Vous diriez que c'est l'éléphant dans la pièce, moi je dis que c'est la baleine dans la piscine. Nous ne sommes pas aveugles, mais il est clair qu'ils ne veulent pas voir. Certains rêvent d'un Grand Israël et se réveillent soudain en réalisant qu'il y a d'autres personnes qui vivent et pensent différemment. Et la violence éclate, une expérience que l'on ne peut apprendre qu'en la subissant et en en tirant les conséquences.  

Par exemple ? 

Eh bien, maintenant que 50 ans se sont écoulés depuis la guerre du Kippour, au cours de laquelle Israël a perdu 2 600 soldats, il a été démontré qu'Israël n'a fait la paix avec l'Égypte qu'après cette expérience. Les processus de paix de Madrid et d'Oslo n'ont eu lieu qu'après la première intifada ; la sortie de Gaza a eu lieu après la deuxième intifada. C'est une séquence qui ne laisse guère de place au doute.  

La solution est donc la création de deux États une fois pour toutes... 

Je ne vois pas d'autre accord de paix possible qui ne passe pas par là. Je pense que les Palestiniens méritent d'avoir leur propre terre, ce qui ne signifie pas nécessairement que nous devons leur tourner le dos. Mais pour que cela fonctionne, nous, les Juifs, devrons nous habituer au fait que les Juifs vivant dans le futur État palestinien seront une minorité. Ils auraient le droit d'exiger le respect et la protection de la majorité, tout comme les Palestiniens vivant dans l'État d'Israël pourraient le faire. La violence que les Palestiniens ont déchaînée contre les citoyens juifs est due en grande partie au fait que, outre le fait qu'ils n'ont probablement pas les meilleurs dirigeants, ils sont plongés dans un désespoir total et ont le sentiment de vivre dans une situation d'"apartheid". 

L'unité traditionnelle entre le peuple d'Israël et son armée a-t-elle disparu ? 

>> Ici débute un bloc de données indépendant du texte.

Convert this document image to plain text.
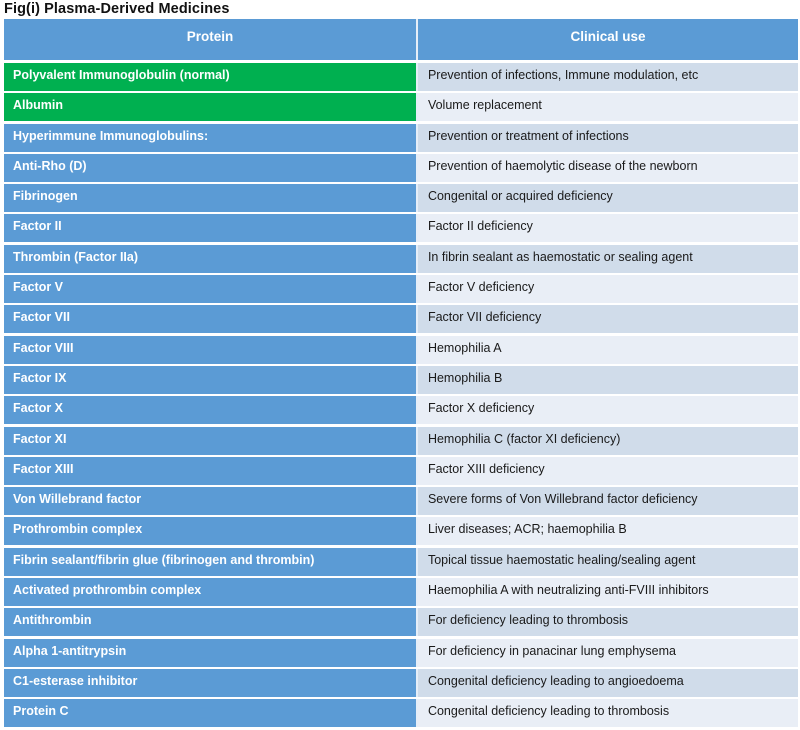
Fig(i) Plasma-Derived Medicines
Protein	Clinical use
Polyvalent Immunoglobulin (normal)	Prevention of infections, Immune modulation, etc
Albumin	Volume replacement
Hyperimmune Immunoglobulins:	Prevention or treatment of infections
Anti-Rho (D)	Prevention of haemolytic disease of the newborn
Fibrinogen	Congenital or acquired deficiency
Factor II	Factor II deficiency
Thrombin (Factor IIa)	In fibrin sealant as haemostatic or sealing agent
Factor V	Factor V deficiency
Factor VII	Factor VII deficiency
Factor VIII	Hemophilia A
Factor IX	Hemophilia B
Factor X	Factor X deficiency
Factor XI	Hemophilia C (factor XI deficiency)
Factor XIII	Factor XIII deficiency
Von Willebrand factor	Severe forms of Von Willebrand factor deficiency
Prothrombin complex	Liver diseases; ACR; haemophilia B
Fibrin sealant/fibrin glue (fibrinogen and thrombin)	Topical tissue haemostatic healing/sealing agent
Activated prothrombin complex	Haemophilia A with neutralizing anti-FVIII inhibitors
Antithrombin	For deficiency leading to thrombosis
Alpha 1-antitrypsin	For deficiency in panacinar lung emphysema
C1-esterase inhibitor	Congenital deficiency leading to angioedoema
Protein C	Congenital deficiency leading to thrombosis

Je ne le pense pas, mais je pense que les forces armées sont de plus en plus dirigées par des volontaires. Cela ne signifie pas pour autant que les valeurs du passé doivent prévaloir, qu'il s'agisse d'une armée de conscrits ou d'une armée de volontaires. Les symboles sont ici fondamentaux et décisifs, car faire la guerre soi-même ou envoyer les autres à la guerre requiert l'immense force intérieure que donne la conviction de se battre pour quelque chose et quelqu'un qui mérite même le sacrifice de perdre sa vie. J'en reviens donc au même point : si nous perdons notre identité, pourquoi devrions-nous nous battre et mourir ? 

Mais la vérité est que la société israélienne semble très divisée.  

Je pense que de plus en plus d'Israéliens sont prêts à retrouver l'unité, à éviter la violence et, bien sûr, à ne pas en arriver à une confrontation civile. Nous rêvons tous d'un avenir meilleur et d'une terre sur laquelle le construire. L'important est que chacun comprenne les rêves des autres.    

Les fêtes de fin d'année et la commémoration de Yom Kippour marquent un temps de pardon en Israël. Lors de cette dernière fête, le pays est plongé dans un silence total et inquiétant. Un temps de réflexion et de résolutions pour travailler à une vie meilleure en Israël... et en Palestine.